原本在巷口观望的百姓们炸开了锅。他们不信儒生的圣贤大义,但他们信这实实在在的“不收束脩”和“供三餐”。更重要的是,他们在这些日子里回过了神——这个站在台上的女子,是曾经救过他们命的人。

就在这时,一阵急促的脚步声伴随着雨丝飘落。

一个瘦小的影子顶着一片巨大的芭蕉叶,跌跌撞撞地撞开了半掩的院门。那是住在隔壁窄巷的豆儿,才八岁大。豆儿浑身湿透,怀里却死死抱着一张被她撕掉一半、边缘满是泥垢的招生告示。

“沈……沈先生。”豆儿的声音在发抖。她那双被雨水洗得通亮的眼睛盯着沈望舒,“我娘病了,洗不动衣服了……我不想像隔壁的大姐姐一样被卖去窑子。你能教我算数吗?我娘说,能算清账的人,才不会被东家克扣工钱,才……才不会被卖掉。”

沈望舒的心头猛地一颤。她几乎是冲过去,一把抱住了这个冰冷颤抖的孩子。在这一刻,所有的疲惫、世人的误解、文人的谩骂,都在这温热的触碰中烟消云散。

“好,先生教你。”沈望舒在豆儿耳边低声呢喃,眼神却愈发冰冷地看向那些还在巷子里嘀嘀咕咕的长舌妇人,“我不止教你算数,还要教你如何给自己写契约,教你如何识破那些卖身契上的陷阱,教你如何在大齐的律法之下,堂堂正正地活成一个人。”
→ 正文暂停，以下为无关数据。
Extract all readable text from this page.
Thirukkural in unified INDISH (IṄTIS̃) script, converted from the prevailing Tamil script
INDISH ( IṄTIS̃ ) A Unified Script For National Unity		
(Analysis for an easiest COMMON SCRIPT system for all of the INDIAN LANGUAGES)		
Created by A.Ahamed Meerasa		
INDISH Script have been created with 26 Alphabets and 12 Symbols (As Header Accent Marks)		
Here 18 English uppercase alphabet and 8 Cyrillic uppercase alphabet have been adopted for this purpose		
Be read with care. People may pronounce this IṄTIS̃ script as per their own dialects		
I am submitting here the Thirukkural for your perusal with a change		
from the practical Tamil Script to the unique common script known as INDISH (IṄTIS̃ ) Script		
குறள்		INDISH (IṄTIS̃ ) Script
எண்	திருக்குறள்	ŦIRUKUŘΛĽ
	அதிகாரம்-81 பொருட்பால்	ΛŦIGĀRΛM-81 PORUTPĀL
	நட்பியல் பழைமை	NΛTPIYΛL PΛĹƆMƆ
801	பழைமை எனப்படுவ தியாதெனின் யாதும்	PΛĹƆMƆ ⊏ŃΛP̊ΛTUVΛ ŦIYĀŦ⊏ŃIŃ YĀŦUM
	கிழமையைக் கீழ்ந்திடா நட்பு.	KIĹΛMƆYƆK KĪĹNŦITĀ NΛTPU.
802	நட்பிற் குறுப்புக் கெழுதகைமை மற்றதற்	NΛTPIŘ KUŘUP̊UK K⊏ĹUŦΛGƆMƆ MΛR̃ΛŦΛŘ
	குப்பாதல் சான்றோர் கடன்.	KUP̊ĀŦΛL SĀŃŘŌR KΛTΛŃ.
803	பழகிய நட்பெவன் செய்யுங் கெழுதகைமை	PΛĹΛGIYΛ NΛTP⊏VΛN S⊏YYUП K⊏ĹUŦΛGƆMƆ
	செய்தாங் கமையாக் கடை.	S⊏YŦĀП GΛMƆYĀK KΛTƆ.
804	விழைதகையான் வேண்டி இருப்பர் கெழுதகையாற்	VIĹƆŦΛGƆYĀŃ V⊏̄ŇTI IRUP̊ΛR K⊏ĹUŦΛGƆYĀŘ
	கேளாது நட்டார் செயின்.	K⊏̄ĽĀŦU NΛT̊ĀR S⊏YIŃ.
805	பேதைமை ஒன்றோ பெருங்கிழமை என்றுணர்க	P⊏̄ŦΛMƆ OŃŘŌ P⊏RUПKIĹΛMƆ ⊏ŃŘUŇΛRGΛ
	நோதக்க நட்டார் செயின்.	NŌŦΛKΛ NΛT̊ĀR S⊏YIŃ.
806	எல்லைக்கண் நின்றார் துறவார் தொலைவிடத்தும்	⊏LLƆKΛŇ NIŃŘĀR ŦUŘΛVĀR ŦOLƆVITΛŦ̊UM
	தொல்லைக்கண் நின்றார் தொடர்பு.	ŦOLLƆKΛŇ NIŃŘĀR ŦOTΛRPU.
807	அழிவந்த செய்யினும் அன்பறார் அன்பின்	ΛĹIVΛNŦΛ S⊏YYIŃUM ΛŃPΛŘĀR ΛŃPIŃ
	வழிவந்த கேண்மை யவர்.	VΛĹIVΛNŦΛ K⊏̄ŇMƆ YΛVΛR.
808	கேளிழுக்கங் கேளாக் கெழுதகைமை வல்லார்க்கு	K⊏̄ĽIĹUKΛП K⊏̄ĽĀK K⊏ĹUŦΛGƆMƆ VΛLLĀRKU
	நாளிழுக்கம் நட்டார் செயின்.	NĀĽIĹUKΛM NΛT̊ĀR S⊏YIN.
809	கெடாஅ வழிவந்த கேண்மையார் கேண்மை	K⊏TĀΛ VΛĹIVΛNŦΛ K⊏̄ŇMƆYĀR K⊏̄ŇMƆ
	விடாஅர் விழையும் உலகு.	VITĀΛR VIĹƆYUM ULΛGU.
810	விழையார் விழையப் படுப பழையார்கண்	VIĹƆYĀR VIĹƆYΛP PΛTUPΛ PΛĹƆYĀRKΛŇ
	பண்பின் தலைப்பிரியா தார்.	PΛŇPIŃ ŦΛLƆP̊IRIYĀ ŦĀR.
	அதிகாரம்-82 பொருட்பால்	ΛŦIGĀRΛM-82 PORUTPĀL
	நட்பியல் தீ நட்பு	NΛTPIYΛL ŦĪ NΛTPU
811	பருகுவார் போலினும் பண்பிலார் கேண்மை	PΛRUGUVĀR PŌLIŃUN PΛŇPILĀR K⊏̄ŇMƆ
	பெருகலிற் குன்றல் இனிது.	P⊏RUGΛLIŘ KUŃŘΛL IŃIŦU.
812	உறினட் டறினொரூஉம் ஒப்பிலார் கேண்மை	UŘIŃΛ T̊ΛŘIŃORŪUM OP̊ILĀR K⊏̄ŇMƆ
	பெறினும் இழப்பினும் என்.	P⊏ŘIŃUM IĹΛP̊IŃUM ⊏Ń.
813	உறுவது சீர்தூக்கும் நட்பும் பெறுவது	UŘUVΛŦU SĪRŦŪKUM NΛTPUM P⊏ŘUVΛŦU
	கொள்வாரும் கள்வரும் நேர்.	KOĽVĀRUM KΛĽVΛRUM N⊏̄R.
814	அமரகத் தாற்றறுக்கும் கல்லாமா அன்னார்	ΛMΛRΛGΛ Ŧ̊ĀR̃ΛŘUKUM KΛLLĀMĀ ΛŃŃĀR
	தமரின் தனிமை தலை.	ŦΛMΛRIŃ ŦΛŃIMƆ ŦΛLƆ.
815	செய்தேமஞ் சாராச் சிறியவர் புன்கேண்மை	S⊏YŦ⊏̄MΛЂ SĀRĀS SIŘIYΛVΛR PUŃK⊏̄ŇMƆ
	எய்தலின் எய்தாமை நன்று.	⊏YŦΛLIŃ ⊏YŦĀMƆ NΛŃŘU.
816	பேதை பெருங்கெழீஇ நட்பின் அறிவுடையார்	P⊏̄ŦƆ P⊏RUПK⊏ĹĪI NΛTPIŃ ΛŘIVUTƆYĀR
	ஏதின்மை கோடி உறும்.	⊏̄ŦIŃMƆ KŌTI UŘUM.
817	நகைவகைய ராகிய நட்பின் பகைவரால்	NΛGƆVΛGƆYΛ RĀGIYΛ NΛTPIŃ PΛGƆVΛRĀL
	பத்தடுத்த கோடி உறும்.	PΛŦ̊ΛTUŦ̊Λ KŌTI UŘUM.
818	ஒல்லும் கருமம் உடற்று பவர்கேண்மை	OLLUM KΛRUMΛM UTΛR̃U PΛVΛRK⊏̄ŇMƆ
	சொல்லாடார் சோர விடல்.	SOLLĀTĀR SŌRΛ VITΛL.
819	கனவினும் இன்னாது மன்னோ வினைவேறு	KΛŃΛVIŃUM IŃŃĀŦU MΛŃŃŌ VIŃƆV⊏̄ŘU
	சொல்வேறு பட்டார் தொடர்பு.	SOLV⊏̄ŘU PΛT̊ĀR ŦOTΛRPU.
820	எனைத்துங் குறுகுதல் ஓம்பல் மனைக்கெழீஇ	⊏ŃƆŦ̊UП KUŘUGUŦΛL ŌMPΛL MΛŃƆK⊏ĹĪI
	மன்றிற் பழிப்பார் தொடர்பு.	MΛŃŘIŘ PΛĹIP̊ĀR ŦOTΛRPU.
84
周景疏那一身绯红的官袍出现在巷口时,正好看到了这一幕。他没有进门,只是抱剑倚在墙边,目光深邃地看着院中那个被孩子包围、却显得格外挺拔的女子。

他知道,这把火已经点着了。

他侧过头,对身后的亲信校尉低声吩咐:“去,让暗卫在京城所有的菜场、码头散布消息。就说惊鸿女学的学生,不仅能识字算数,毕业后沈家会在京郊和霁州的工坊里优先录用。告诉那些家里快揭不开锅的,是想让女儿等死,还是想让女儿以后领上一份能养活全家的月俸。”

校尉领命而去。周景疏看着沈望舒,嘴角牵起一抹不易察觉的笑。他明白,对于挣扎在底层的百姓而言,贞操名望固然是枷锁,但饥饿才是现实。当沈望舒用“尊严”包裹着“生存”递给他们时,那层陈旧的枷锁,便离破碎不远了。

夕阳西下,惊鸿女学的课室里,第一次响起了稚嫩的读书声。虽然只有区区数人,却像是在死寂的坟场里,破开土的一抹嫩芽,带着势不可挡的力量。